The Arizona Republic’s Suns beat reporter Duane Rankin’s Zapruder film angle provided an even more intimate view of Gordon’s elevation and Shamet’s soul being ejected from his body. Eulogies were being written. Family watching averted their eyes and headstones were being photoshopped.

In Shamet’s haze, he must have forgotten that Gordon is probably the greatest dunker never to win a Slam Dunk Contest, and had already registered six dunks on the night and had a head of steam barreling Shamet’s way in Denver’s thin air.


Shamans, priests, and theologists alike have hypothesized about where we go during brushes with death or after our ultimate demise. Did Landry Shamet see family? The Pearly gates? Did they have a warm glow or did he experience a piercing flare of light? Was there a waiting room in the astral plane? Nothingness? Only Shamet knows and he’s not telling. Saturday was the highest of highs and the lowest of lows and a moment he’ll want to forget. Unfortunately, every Christmas Day from now until the end of time, it will be replayed over and over.
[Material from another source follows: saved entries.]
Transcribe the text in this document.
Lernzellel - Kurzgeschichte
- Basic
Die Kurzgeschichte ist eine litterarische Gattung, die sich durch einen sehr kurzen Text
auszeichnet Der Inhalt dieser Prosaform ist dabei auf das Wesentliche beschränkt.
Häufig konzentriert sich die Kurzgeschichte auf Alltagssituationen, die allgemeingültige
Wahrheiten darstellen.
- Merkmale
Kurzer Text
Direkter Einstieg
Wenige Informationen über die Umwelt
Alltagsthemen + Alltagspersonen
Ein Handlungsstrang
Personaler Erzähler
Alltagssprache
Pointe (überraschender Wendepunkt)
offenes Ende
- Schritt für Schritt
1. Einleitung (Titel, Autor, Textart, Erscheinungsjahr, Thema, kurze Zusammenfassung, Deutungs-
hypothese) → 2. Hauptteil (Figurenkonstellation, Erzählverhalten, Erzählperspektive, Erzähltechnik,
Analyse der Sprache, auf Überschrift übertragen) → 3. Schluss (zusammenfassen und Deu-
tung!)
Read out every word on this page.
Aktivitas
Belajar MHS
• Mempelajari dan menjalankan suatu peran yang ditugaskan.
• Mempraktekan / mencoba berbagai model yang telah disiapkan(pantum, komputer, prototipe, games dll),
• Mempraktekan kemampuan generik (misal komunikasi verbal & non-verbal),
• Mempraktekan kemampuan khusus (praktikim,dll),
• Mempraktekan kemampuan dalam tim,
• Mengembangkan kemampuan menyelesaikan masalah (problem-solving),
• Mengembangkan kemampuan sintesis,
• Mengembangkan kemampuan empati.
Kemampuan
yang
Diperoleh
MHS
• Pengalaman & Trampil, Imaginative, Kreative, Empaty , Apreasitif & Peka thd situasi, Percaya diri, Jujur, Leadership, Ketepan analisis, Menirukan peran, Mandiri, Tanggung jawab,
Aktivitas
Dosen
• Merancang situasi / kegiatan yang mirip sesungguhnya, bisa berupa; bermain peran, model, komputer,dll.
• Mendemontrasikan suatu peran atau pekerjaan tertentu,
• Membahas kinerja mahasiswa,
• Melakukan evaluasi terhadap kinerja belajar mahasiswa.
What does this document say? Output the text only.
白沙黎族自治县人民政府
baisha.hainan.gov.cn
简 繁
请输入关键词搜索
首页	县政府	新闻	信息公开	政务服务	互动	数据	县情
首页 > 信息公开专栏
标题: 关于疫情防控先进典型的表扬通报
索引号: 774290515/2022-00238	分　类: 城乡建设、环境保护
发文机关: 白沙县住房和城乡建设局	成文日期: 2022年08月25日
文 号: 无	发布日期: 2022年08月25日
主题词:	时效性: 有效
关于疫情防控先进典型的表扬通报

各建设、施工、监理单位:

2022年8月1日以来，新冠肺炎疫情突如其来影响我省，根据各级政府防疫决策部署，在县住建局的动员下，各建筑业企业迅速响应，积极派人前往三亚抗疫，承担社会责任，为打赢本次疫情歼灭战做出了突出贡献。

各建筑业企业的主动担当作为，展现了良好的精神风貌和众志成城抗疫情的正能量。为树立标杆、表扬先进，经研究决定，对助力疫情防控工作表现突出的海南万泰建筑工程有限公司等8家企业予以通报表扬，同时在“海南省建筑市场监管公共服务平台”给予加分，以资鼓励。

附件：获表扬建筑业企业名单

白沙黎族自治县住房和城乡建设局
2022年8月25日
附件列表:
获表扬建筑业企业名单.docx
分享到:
We won’t know how much of Shamet spiritually or physically was left on Denver’s Ball Arena floor until the Suns step on it again on Tuesday. Every posterization extracts a small percentage of hooper’s being, self-confidence, and will to hoop. Meanwhile, Gordon still roams free.
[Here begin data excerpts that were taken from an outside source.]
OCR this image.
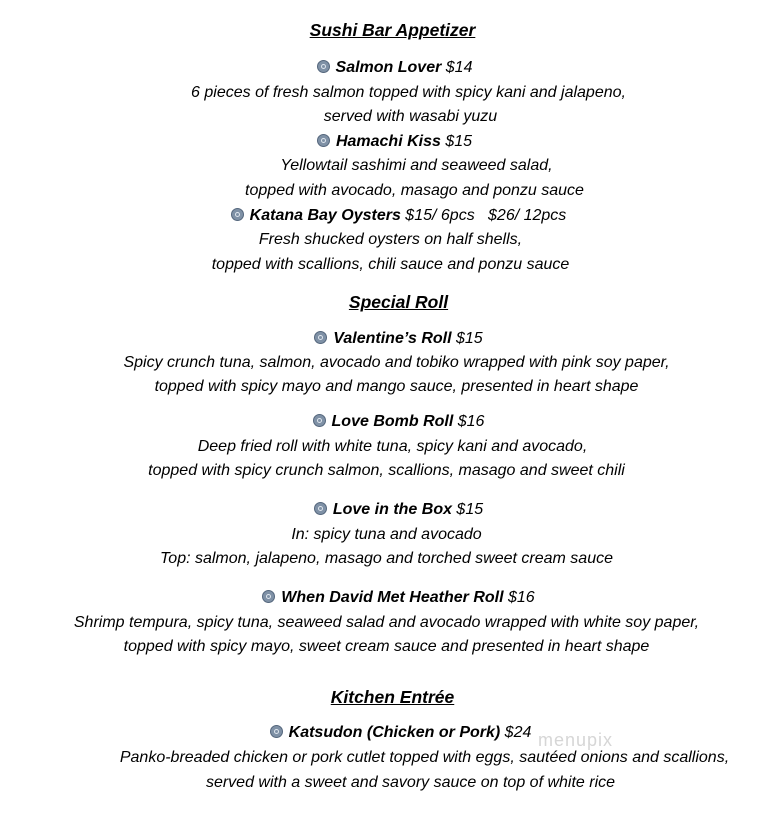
Sushi Bar Appetizer
Salmon Lover $14
6 pieces of fresh salmon topped with spicy kani and jalapeno,
served with wasabi yuzu
Hamachi Kiss $15
Yellowtail sashimi and seaweed salad,
topped with avocado, masago and ponzu sauce
Katana Bay Oysters $15/ 6pcs   $26/ 12pcs
Fresh shucked oysters on half shells,
topped with scallions, chili sauce and ponzu sauce
Special Roll
Valentine’s Roll $15
Spicy crunch tuna, salmon, avocado and tobiko wrapped with pink soy paper,
topped with spicy mayo and mango sauce, presented in heart shape
Love Bomb Roll $16
Deep fried roll with white tuna, spicy kani and avocado,
topped with spicy crunch salmon, scallions, masago and sweet chili
Love in the Box $15
In: spicy tuna and avocado
Top: salmon, jalapeno, masago and torched sweet cream sauce
When David Met Heather Roll $16
Shrimp tempura, spicy tuna, seaweed salad and avocado wrapped with white soy paper,
topped with spicy mayo, sweet cream sauce and presented in heart shape
Kitchen Entrée
Katsudon (Chicken or Pork) $24
Panko-breaded chicken or pork cutlet topped with eggs, sautéed onions and scallions,
served with a sweet and savory sauce on top of white rice
menupix
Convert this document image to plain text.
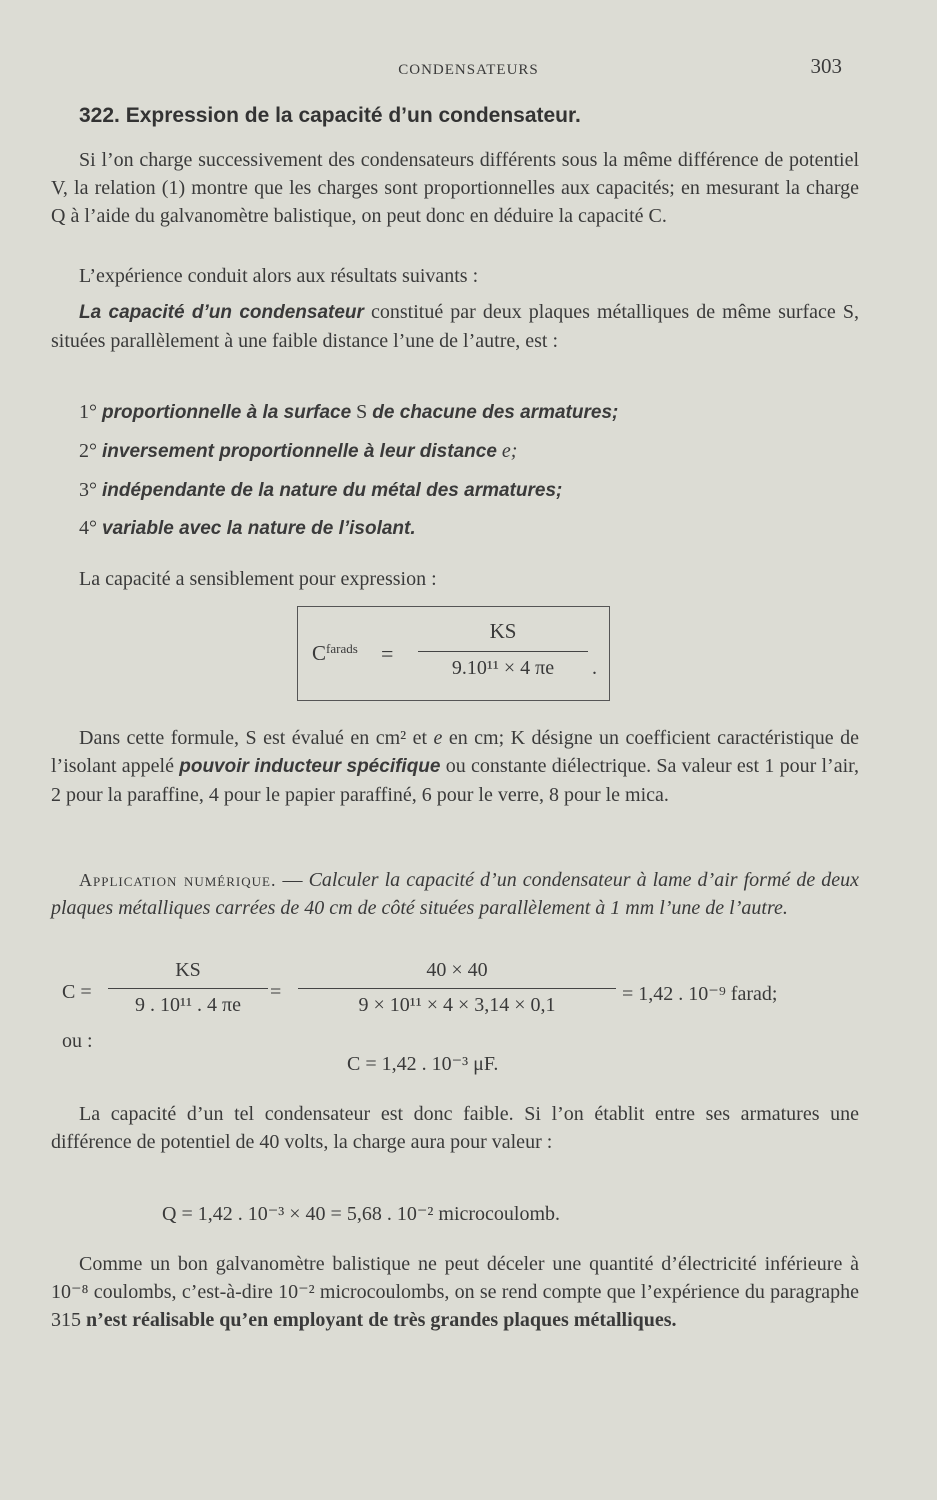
CONDENSATEURS	303
322. Expression de la capacité d’un condensateur.
Si l’on charge successivement des condensateurs différents sous la même différence de potentiel V, la relation (1) montre que les charges sont proportionnelles aux capacités; en mesurant la charge Q à l’aide du galvanomètre balistique, on peut donc en déduire la capacité C.
L’expérience conduit alors aux résultats suivants :
La capacité d’un condensateur constitué par deux plaques métalliques de même surface S, situées parallèlement à une faible distance l’une de l’autre, est :
1° proportionnelle à la surface S de chacune des armatures;
2° inversement proportionnelle à leur distance e;
3° indépendante de la nature du métal des armatures;
4° variable avec la nature de l’isolant.
La capacité a sensiblement pour expression :
$C^{farads}$ =
KS
9.10¹¹ × 4 πe	.
Dans cette formule, S est évalué en cm² et e en cm; K désigne un coefficient caractéristique de l’isolant appelé pouvoir inducteur spécifique ou constante diélectrique. Sa valeur est 1 pour l’air, 2 pour la paraffine, 4 pour le papier paraffiné, 6 pour le verre, 8 pour le mica.
Application numérique. — Calculer la capacité d’un condensateur à lame d’air formé de deux plaques métalliques carrées de 40 cm de côté situées parallèlement à 1 mm l’une de l’autre.
C =
KS
9 . 10¹¹ . 4 πe
=
40 × 40
9 × 10¹¹ × 4 × 3,14 × 0,1	= 1,42 . 10⁻⁹ farad;
ou :
C = 1,42 . 10⁻³ μF.
La capacité d’un tel condensateur est donc faible. Si l’on établit entre ses armatures une différence de potentiel de 40 volts, la charge aura pour valeur :
Q = 1,42 . 10⁻³ × 40 = 5,68 . 10⁻² microcoulomb.
Comme un bon galvanomètre balistique ne peut déceler une quantité d’électricité inférieure à 10⁻⁸ coulombs, c’est-à-dire 10⁻² microcoulombs, on se rend compte que l’expérience du paragraphe 315 n’est réalisable qu’en employant de très grandes plaques métalliques.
In its totality, Gordon’s bucket of the year and his 28 points were an emphatic way for Denver to mark its arrival as the preeminent force in the Western Conference nearly midway through this season. Jokić had a 41-point triple-double blotted out by Gordon’s slam over Shamet, but he appears to be en route to his third-consecutive MVP trophy. Denver’s overtime victory put it a game over the New Orleans Pelicans and Memphis Grizzlies for first place in the West while Phoenix dropped three games back. Shamet may not be the last victim of this emerging Nuggets juggernaut.